Pre-movie experience: before _Wonder Woman_

This is a report of my pre-movie experience at Wonder Woman last night. This post is not about the movie, and doesn't contain any spoilers.

I parked in the nearby lot under the freeway. It was mostly full; unsurprising for 7:00 on a Friday night. Probably the reason that the space I parked in was empty was that the car in the next space had a wheel mostly in my space. I wish people were more careful about how they park.

Not sure I've ever been inside the Grand Lake Theatre before. It's lovely! And there was a live organist!

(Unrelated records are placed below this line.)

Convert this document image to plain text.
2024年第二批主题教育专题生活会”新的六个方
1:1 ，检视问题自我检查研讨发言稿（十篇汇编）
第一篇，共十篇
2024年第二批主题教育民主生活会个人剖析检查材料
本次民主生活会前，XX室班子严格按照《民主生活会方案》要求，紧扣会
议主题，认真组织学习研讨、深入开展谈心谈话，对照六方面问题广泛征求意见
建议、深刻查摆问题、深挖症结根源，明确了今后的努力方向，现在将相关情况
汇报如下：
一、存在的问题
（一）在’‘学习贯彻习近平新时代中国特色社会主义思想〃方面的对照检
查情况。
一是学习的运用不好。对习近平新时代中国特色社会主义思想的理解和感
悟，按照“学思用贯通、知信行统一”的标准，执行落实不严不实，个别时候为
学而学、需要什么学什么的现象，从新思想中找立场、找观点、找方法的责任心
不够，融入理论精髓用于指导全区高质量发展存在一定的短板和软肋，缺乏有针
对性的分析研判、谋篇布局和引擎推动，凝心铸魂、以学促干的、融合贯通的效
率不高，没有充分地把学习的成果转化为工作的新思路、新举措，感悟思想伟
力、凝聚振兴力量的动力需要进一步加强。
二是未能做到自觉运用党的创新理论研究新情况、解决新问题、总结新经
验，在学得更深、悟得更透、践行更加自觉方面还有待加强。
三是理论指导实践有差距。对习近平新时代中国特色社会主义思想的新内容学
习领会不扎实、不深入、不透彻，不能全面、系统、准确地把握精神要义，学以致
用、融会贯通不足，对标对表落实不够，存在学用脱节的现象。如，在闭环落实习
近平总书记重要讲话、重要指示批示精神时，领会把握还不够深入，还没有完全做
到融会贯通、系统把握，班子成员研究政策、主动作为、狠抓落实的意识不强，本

We ended up sitting in the second-to-last row, because that was the only place we could find four seats together. But it turned out to be fine; a perfectly good view of the screen, and there were only a couple of lines in the movie that I couldn't hear, probably more due to my gradually deteriorating hearing than to any sound problems.

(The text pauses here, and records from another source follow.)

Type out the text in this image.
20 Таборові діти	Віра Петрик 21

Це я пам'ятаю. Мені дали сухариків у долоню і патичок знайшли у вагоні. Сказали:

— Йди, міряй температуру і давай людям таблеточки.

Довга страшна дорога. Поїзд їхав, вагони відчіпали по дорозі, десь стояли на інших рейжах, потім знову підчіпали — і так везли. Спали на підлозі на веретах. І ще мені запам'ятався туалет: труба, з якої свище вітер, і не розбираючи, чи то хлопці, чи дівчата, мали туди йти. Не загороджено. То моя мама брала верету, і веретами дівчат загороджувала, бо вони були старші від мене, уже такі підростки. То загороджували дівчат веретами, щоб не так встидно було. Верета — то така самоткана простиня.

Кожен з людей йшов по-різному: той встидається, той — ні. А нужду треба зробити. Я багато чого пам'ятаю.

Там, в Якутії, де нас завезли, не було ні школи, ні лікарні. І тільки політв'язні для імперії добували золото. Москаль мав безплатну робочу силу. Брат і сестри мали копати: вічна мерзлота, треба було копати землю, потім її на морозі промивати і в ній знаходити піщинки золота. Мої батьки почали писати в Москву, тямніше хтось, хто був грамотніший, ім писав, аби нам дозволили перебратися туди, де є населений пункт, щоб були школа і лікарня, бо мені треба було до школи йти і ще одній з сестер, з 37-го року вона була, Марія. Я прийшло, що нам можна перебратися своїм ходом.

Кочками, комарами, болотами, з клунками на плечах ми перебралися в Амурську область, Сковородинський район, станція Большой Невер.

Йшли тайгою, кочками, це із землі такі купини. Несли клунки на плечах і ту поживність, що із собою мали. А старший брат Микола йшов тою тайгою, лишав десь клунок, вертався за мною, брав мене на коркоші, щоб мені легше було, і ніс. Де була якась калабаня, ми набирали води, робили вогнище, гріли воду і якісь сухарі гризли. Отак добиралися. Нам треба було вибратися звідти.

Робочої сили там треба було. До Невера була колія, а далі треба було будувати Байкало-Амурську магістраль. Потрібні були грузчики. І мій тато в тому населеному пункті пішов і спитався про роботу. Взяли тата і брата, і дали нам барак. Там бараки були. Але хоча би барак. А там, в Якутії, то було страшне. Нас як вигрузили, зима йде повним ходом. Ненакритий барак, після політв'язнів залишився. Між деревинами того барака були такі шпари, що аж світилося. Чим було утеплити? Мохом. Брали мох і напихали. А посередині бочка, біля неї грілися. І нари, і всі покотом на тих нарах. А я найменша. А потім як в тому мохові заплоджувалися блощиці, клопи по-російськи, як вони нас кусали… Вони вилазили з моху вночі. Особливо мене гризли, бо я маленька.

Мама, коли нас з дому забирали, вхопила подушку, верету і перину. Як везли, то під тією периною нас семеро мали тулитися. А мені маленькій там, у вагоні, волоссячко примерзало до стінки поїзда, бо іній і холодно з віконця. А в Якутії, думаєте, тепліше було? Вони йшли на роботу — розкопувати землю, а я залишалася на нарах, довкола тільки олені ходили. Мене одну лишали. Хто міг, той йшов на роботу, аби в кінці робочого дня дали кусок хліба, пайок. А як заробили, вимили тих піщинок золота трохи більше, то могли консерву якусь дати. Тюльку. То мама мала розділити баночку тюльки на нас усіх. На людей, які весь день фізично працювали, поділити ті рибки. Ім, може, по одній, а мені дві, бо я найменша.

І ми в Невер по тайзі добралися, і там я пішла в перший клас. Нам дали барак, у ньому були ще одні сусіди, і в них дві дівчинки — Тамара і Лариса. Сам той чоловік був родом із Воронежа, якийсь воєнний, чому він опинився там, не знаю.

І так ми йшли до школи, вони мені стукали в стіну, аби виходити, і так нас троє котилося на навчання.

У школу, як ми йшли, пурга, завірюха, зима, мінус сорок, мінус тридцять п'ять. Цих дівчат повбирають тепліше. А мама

Speaking of sound: The audience was very noisy during the previews. The house lights stayed on, and the audience didn't seem interested in watching the previews; they just kept talking. There was a preview for Valerian, and one for Atomic Blonde, and maybe that was it? I forget.

I don't think I've ever before been in a theatre where I couldn't hear the “please silence your cell phones” announcement due to the audience still talking loudly. I was concerned that that would continue through the movie, but I needn't have worried; even the two guys next to me stopped talking as soon as the lights went down.

So the lights went down, and there were scenes of male soldiers on a beach, and it fairly quickly became clear to me that the setting was Dunkirk, in WWII, and I was really confused, because I had thought Wonder Woman was set during WWI. And I was kind of annoyed that the opening featured a whole lot of men and no women. (Okay, one woman, possibly a nurse, in a medium shot of the deck of a ship.) And the Dunkirk scenes went on and on, and I was guessing that sooner or later we would see Steve Trevor shot down in a plane, but I couldn't figure out who all these other guys were or why we were getting so much focus on them.

And then, after what I learned this morning was seven minutes of all that, the word “DUNKIRK” appeared on the screen in big letters, and I still thought it was a place-setting title card, and then it became clear that what we had just watched was a seven-minute trailer for a completely unrelated war movie, all about men.

Someone nearby muttered, “Psych!”

And then Wonder Woman began.

And I gotta say:

Dear Grand Lake Theatre: you have a lovely theatre, but that was not really the best possible way to start your movie.

Also: Dear Christopher Nolan: a seven-minute trailer is kind of excessive, and giving no indication at the start that it is a trailer is pretty annoying.